Origine ed etimologia del cognome Garvi
Il cognome Garvi, pur non essendo uno dei più diffusi, presenta caratteristiche che permettono di speculare sulla sua possibile origine ed etimologia. La radice del cognome sembra essere legata ad un contesto geografico o ad un termine derivato da qualche regione o caratteristica locale. In alcuni casi, i cognomi che terminano in "-vi" o che contengono tale sequenza possono avere radici in lingue romanze o dialetti regionali della penisola iberica.
Un'ipotesi è che Garvi potrebbe essere un cognome toponomastico, derivato da un luogo specifico della Spagna o da una regione vicina. La presenza in Spagna e nei paesi di lingua spagnola rafforza questa possibilità. Tuttavia, non esistono documenti chiari che indichino un luogo esatto chiamato Garvi, quindi potrebbe anche trattarsi di un cognome patronimico, derivato da un nome proprio o da un soprannome che col tempo divenne un cognome.

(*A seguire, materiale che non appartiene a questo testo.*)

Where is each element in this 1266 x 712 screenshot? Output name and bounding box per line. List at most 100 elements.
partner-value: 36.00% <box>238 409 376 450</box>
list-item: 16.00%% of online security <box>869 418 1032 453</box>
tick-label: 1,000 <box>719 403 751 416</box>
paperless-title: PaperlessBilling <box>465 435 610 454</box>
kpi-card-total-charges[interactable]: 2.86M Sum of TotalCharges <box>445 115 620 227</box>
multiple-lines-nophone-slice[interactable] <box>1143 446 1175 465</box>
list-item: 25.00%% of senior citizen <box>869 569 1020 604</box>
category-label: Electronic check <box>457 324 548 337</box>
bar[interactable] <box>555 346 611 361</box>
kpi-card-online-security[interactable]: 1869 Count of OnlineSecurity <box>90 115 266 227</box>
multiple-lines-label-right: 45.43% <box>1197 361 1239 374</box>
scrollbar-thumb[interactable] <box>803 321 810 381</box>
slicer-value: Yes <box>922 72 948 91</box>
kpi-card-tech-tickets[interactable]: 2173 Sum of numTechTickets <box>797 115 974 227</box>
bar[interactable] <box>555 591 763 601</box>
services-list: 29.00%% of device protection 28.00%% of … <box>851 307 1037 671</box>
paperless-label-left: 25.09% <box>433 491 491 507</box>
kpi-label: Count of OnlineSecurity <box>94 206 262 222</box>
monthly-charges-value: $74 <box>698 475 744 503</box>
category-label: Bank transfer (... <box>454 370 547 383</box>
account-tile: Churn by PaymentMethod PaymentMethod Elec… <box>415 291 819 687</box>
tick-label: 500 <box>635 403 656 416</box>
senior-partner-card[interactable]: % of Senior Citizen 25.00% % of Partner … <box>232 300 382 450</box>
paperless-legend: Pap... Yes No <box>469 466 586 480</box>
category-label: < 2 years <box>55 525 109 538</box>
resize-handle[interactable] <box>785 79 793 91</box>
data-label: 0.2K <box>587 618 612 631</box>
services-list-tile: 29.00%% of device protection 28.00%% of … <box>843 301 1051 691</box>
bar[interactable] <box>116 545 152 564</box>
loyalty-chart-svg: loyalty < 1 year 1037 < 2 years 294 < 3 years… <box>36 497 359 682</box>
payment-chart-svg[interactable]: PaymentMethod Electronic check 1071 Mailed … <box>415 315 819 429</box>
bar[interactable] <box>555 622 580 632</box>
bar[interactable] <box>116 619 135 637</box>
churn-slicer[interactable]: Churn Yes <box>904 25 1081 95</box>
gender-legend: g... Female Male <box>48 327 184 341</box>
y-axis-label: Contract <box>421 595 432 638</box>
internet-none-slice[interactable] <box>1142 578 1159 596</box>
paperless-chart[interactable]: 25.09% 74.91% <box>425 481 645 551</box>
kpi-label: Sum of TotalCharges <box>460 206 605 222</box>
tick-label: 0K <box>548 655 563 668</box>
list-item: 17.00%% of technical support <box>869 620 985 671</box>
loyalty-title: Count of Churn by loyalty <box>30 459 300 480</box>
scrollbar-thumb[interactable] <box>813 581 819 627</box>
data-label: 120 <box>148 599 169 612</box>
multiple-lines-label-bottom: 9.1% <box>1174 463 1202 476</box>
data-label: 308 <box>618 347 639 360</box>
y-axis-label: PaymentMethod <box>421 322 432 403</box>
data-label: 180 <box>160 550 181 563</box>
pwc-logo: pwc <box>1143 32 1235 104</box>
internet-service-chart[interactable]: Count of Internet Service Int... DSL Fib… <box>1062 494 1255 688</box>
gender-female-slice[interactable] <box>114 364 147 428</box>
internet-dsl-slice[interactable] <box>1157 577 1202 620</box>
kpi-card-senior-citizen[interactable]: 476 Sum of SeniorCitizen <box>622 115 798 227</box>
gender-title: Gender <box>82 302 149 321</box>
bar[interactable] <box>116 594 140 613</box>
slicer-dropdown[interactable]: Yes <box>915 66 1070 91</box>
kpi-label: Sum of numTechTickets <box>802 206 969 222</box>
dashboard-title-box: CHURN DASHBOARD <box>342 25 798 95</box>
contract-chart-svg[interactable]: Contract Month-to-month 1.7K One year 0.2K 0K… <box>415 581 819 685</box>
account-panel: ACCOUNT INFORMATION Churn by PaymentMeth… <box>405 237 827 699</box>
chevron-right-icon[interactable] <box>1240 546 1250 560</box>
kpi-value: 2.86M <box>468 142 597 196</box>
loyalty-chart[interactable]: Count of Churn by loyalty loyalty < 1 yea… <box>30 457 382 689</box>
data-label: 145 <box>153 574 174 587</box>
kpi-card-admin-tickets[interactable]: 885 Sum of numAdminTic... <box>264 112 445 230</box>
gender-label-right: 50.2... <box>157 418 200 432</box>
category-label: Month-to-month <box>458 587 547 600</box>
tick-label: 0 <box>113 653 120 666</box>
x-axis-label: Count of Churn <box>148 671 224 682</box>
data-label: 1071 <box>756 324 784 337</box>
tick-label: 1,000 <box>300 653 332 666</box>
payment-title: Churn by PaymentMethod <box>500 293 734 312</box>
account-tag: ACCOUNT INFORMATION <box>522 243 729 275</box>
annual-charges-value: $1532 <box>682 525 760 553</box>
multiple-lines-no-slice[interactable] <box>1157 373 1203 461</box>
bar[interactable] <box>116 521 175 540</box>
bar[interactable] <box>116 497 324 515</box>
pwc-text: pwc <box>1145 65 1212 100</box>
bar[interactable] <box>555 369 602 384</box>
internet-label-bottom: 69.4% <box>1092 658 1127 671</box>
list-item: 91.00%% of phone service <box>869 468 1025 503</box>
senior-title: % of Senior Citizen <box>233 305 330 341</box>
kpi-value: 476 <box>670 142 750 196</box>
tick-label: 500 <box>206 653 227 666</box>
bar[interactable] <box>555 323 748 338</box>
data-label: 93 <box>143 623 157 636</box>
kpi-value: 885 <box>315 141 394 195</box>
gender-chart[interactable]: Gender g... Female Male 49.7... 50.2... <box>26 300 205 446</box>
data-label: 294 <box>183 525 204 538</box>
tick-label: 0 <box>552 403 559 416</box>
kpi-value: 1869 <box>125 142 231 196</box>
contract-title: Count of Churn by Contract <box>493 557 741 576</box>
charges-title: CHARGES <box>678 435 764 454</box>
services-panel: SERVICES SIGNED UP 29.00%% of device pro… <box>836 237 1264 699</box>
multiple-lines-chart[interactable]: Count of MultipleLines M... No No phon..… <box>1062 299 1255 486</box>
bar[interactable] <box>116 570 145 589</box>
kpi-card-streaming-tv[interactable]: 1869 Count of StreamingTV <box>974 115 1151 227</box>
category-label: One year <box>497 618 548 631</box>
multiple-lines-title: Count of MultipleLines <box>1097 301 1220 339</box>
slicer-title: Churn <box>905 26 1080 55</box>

Per quanto riguarda il suo significato, non esiste una definizione concreta e ampiamente accettata. Alcuni esperti suggeriscono che potrebbe essere correlato ad un termine descrittivo, magari legato a qualche caratteristica fisica, occupazione o tratto distintivo dei primi portatori del cognome. La variazione nell'incidenza e nella distribuzione può anche indicare che Garvi ha varianti ortografiche o si è evoluto da altri cognomi simili in diverse regioni.

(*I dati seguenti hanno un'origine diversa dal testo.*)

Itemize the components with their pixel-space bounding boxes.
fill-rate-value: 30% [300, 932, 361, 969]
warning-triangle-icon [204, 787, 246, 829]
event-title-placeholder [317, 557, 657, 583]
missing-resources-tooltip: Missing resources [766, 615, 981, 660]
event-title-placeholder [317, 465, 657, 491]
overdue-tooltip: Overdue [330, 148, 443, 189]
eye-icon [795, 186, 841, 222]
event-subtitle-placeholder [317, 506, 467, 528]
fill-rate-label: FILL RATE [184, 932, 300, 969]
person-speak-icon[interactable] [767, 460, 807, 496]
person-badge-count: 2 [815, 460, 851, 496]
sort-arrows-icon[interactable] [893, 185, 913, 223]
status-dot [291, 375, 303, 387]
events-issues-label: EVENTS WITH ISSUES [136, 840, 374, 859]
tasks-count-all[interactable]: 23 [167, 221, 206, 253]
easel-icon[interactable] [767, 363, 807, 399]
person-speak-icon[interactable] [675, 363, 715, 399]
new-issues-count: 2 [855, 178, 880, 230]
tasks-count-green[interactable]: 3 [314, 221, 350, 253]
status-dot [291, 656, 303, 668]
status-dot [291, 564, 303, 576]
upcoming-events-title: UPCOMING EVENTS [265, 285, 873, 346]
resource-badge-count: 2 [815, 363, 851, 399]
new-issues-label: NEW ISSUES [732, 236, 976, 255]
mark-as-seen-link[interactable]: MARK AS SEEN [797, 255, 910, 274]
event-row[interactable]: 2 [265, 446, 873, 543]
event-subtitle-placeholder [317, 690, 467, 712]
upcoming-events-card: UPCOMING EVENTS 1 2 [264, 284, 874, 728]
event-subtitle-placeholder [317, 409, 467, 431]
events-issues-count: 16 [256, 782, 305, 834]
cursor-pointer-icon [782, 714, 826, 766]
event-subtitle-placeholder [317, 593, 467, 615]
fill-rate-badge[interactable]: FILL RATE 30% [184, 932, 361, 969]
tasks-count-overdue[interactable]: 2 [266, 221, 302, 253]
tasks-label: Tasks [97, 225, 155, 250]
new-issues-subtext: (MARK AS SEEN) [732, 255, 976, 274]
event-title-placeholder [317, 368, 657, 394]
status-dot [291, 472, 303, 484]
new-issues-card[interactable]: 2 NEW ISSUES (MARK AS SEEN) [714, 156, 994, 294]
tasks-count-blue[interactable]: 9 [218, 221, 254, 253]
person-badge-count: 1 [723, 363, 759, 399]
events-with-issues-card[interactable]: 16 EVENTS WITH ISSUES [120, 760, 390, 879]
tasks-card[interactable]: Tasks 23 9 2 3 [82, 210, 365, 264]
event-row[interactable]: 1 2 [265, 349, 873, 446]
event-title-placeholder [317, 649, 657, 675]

Storicamente il cognome potrebbe avere radici antichissimeepoca medievale, quando i cognomi cominciarono a consolidarsi nella penisola iberica. Alla formazione e all'evoluzione del cognome potrebbe aver contribuito l'influenza di lingue e culture diverse, come quella romana, visigota, araba e cristiana. Tuttavia, la mancanza di documenti specifici significa che la sua origine esatta rimane in parte un'ipotesi basata sui modelli di distribuzione e sulla struttura del nome.
Presenza regionale e analisi per continenti
Il cognome Garvi ha una presenza marcata in Europa, soprattutto in Spagna, dove l'incidenza è più alta. La distribuzione in questo continente riflette la sua possibile origine iberica e le sue radici nella cultura spagnola. L'incidenza in Francia, con 226 persone, indica che ci sono stati anche movimenti migratori dalla Spagna verso i paesi vicini, soprattutto in tempi di migrazione interna o movimenti economici e sociali.
In America, la presenza di Garvi è significativa nei paesi di lingua spagnola. L'Argentina, con 17 documenti, e altri paesi come Messico, Paraguay, Venezuela e Perù, mostrano come le famiglie con questo cognome si dispersero nel continente americano, principalmente attraverso la colonizzazione e le successive migrazioni. L'incidenza in questi paesi, sebbene inferiore rispetto alla Spagna, riflette l'espansione del cognome nelle comunità in cui predominano la lingua e la cultura spagnola.
In Africa e in Asia, la presenza di Garvi è quasi inesistente, con segnalazioni minime in Nigeria e India. Ciò indica che il cognome non ha avuto un'espansione significativa in queste regioni, probabilmente a causa di barriere geografiche e culturali. Tuttavia, negli Stati Uniti e in Canada sono presenti alcuni record che potrebbero essere correlati a recenti migrazioni o movimenti di popolazione in cerca di opportunità economiche.
In sintesi, la presenza regionale del cognome Garvi riflette un'origine prevalentemente europea, con una forte concentrazione nella penisola iberica ed un'espansione verso l'America e alcuni paesi europei. La dispersione verso altri continenti è limitata, il che rafforza l'ipotesi di un'origine locale in Spagna e della sua successiva migrazione attraverso movimenti storici e contemporanei.